While all water conservation is good, not all water conservation is equal. If you make a few smarter choices listed above, you really shouldn't feel guilty about the things listed below -- provided you don't over-indulge. Comparatively, these are just a drop in the bucket.

  1. DRINKING WATER: Most people should drink more water. Don't cut back and don't worry about all those glasses at a restaurant.
  2. SHOWERS: At 2 gallons per minute, wash up.
  3. COFFEE: It takes 37 gallons of water to make a cup, but if it was grown near a rainforest you probably shouldn't feel too concerned about the water supply. "If" is the operative word, so try to look for brands certified as sustainable.
  4. BEER: It's 68 gallons of water to make 1 gallon of beer. You don't drink that much in a sitting. I hope.
  5. WINE (maybe): Thanks to the grapes it can take 1,000 gallons of water to make a gallon of wine. A gallon of wine at dinner is a terrible idea, so you probably won't use quite that much water. But you could also switch to beer. If you're a snob, there are plenty of hoppy IPAs and malty porters to be your new muse.

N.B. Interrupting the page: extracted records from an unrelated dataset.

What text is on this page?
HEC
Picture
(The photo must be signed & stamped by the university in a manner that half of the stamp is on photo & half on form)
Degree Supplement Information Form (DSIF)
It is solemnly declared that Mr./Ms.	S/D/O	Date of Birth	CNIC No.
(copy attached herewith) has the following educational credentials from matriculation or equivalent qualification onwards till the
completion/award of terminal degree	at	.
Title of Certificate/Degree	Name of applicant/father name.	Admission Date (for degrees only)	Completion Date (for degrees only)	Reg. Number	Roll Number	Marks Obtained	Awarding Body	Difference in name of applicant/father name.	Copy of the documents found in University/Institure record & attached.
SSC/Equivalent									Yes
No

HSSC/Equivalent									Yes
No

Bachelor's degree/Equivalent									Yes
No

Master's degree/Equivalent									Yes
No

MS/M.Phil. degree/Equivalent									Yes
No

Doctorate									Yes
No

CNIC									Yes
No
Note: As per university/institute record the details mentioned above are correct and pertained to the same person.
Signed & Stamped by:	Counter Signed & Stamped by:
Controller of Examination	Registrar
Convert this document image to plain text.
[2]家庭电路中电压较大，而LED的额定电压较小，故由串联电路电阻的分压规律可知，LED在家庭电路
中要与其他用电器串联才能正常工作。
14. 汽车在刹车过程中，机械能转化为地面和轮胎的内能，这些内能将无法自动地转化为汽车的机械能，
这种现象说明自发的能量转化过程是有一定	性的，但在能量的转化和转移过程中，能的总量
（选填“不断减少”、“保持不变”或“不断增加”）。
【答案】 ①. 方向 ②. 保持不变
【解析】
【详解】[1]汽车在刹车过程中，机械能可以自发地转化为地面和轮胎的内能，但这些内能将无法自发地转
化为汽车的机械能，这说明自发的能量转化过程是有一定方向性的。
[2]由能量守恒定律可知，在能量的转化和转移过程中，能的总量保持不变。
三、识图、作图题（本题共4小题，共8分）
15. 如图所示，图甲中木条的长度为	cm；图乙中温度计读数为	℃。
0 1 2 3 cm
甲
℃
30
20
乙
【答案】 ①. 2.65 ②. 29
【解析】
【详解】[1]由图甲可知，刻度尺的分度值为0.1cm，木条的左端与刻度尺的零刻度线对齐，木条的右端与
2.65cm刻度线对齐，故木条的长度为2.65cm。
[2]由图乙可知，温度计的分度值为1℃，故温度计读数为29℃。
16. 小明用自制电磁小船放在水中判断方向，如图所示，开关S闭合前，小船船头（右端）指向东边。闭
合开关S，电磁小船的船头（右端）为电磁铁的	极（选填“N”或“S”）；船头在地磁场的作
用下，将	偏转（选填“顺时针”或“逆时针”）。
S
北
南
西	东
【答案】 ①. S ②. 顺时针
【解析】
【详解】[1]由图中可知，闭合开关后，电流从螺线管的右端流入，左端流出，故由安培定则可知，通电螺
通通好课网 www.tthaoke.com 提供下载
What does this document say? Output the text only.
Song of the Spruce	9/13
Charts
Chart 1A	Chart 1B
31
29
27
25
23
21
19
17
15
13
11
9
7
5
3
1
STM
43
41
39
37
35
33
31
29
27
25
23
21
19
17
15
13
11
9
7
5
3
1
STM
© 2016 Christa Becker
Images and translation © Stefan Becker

  6. FRUIT: An apple and an orange take 18 and 13 gallons of water to produce, respectively. Juice takes a few times that amount of water per cup, but it's still relatively reasonable.
  7. CAR WASHES: Your range of options means an equally big range of water use, with estimates from 12 to 100 gallons per wash. Avoid "bays" where you park and wait in the car as a machine moves around you. Conveyor-belt and self-service washes tend to be more efficient.
  8. AVOCADOS: While a pound produced in California uses 74.1 gallons of water, 70% of the ones we eat are imported. Mexico uses just 31.9 gallons per pound, though Chile uses a whopping 96.8 gallons of water and also has drought concerns. In other words, keep enjoying them unless you're eating pounds per day. At that point, you really should share that guacamole, anyway.